Venezuelan equine encephalitis virus (VEEV), a member of the membrane-containing Alphavirus genus, is a human and equine pathogen, and has been developed as a biological weapon. Using electron cryo-microscopy (cryo-EM), we determined the structure of an attenuated vaccine strain, TC-83, of VEEV to 4.4 Å resolution. Our density map clearly resolves regions (including E1, E2 transmembrane helices and cytoplasmic tails) that were missing in the crystal structures of domains of alphavirus subunits. These new features are implicated in the fusion, assembly and budding processes of alphaviruses. Furthermore, our map reveals the unexpected E3 protein, which is cleaved and generally thought to be absent in the mature VEEV. Our structural results suggest a mechanism for the initial stage of nucleocapsid core formation, and shed light on the virulence attenuation, host recognition and neutralizing activities of VEEV and other alphavirus pathogens.

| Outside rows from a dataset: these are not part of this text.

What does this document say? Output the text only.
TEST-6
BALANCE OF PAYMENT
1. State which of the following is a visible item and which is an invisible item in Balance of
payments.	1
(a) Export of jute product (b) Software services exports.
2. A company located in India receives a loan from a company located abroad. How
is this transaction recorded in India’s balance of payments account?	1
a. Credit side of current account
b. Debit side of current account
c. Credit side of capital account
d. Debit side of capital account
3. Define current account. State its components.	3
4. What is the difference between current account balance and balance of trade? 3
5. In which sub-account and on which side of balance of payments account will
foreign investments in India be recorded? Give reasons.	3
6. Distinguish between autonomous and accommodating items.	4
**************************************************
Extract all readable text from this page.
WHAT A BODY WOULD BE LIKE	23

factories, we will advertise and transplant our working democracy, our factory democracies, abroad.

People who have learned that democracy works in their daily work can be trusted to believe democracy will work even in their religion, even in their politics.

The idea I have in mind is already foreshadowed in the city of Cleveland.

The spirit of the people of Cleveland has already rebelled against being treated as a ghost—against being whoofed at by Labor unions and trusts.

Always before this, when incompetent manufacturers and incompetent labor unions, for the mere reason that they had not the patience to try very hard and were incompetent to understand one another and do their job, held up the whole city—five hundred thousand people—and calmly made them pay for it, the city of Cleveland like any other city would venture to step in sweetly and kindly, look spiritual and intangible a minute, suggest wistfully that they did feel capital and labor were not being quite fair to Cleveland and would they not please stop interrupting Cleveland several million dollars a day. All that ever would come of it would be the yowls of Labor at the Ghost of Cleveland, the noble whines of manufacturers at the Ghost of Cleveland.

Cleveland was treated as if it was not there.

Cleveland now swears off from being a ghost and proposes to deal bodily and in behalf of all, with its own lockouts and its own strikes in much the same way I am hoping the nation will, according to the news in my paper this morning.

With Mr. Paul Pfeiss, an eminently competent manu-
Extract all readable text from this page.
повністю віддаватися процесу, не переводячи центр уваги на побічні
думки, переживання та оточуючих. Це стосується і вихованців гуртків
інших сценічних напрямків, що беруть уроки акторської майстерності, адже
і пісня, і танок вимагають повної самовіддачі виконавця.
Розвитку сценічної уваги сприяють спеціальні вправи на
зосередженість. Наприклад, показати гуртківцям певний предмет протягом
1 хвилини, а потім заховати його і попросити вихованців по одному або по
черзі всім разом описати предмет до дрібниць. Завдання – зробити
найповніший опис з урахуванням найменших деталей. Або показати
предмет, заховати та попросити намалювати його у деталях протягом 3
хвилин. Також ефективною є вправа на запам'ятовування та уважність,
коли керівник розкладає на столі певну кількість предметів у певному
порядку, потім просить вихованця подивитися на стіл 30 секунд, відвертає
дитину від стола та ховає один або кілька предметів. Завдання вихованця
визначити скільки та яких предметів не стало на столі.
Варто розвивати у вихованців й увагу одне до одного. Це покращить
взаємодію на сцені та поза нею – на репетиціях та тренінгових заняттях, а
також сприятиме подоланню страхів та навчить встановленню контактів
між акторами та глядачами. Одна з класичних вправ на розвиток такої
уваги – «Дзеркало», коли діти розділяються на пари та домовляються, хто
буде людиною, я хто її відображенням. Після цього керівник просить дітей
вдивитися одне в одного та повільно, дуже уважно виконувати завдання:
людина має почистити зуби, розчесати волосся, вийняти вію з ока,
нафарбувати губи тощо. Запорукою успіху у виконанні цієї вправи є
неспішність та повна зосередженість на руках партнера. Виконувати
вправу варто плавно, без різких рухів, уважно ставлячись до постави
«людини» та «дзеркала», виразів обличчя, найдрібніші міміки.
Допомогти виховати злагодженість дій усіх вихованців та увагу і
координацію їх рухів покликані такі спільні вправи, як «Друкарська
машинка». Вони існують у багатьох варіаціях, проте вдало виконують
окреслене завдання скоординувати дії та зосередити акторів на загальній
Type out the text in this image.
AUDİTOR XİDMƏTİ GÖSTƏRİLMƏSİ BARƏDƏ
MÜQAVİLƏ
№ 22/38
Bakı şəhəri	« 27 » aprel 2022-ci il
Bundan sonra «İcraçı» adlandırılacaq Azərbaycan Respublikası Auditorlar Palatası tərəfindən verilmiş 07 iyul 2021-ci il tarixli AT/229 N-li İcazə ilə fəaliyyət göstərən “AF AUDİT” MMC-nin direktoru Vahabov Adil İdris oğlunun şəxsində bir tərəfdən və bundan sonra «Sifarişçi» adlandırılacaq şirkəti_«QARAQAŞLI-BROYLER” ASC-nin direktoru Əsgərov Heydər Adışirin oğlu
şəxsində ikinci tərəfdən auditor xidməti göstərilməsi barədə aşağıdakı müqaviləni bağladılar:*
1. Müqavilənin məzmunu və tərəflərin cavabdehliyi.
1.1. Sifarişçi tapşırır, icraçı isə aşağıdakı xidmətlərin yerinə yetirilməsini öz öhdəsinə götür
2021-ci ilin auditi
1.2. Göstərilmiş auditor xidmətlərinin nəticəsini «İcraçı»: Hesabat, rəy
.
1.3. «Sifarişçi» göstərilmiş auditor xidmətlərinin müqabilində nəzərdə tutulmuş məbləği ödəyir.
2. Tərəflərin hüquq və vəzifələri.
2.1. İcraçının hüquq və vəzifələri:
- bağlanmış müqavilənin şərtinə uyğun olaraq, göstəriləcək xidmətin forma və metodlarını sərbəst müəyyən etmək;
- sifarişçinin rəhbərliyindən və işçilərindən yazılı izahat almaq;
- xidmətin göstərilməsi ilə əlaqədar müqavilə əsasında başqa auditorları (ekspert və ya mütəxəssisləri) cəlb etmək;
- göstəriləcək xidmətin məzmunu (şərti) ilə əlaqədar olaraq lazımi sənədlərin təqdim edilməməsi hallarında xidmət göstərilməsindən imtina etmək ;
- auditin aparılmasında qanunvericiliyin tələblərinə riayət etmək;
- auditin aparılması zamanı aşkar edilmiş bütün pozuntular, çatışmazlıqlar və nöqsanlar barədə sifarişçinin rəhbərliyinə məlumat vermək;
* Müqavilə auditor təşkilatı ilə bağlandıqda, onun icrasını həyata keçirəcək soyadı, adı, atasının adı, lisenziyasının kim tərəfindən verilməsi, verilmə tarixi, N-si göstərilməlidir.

委内瑞拉马脑炎病毒(VEEV)是一种膜结合的甲病毒属成员,可感染人和马,曾被开发为生物武器。我们使用电子冷冻显微镜(cryo-EM)将 VEEV 的减毒疫苗株 TC-83 的结构解析至 4.4 Å 分辨率。我们的密度图清晰地解析了在甲病毒亚基结构域晶体结构中缺失的区域(包括 E1、E2 跨膜螺旋和细胞质尾巴)。这些新特征与甲病毒的融合、组装和出芽过程有关。此外,我们的图谱还揭示了出乎意料的 E3 蛋白,该蛋白被切割,通常认为在成熟的 VEEV 中不存在。我们的结构结果提出了核衣壳核心形成初始阶段的机制,并阐明了 VEEV 和其他甲病毒病原体的毒力减弱、宿主识别和中和活性的机制。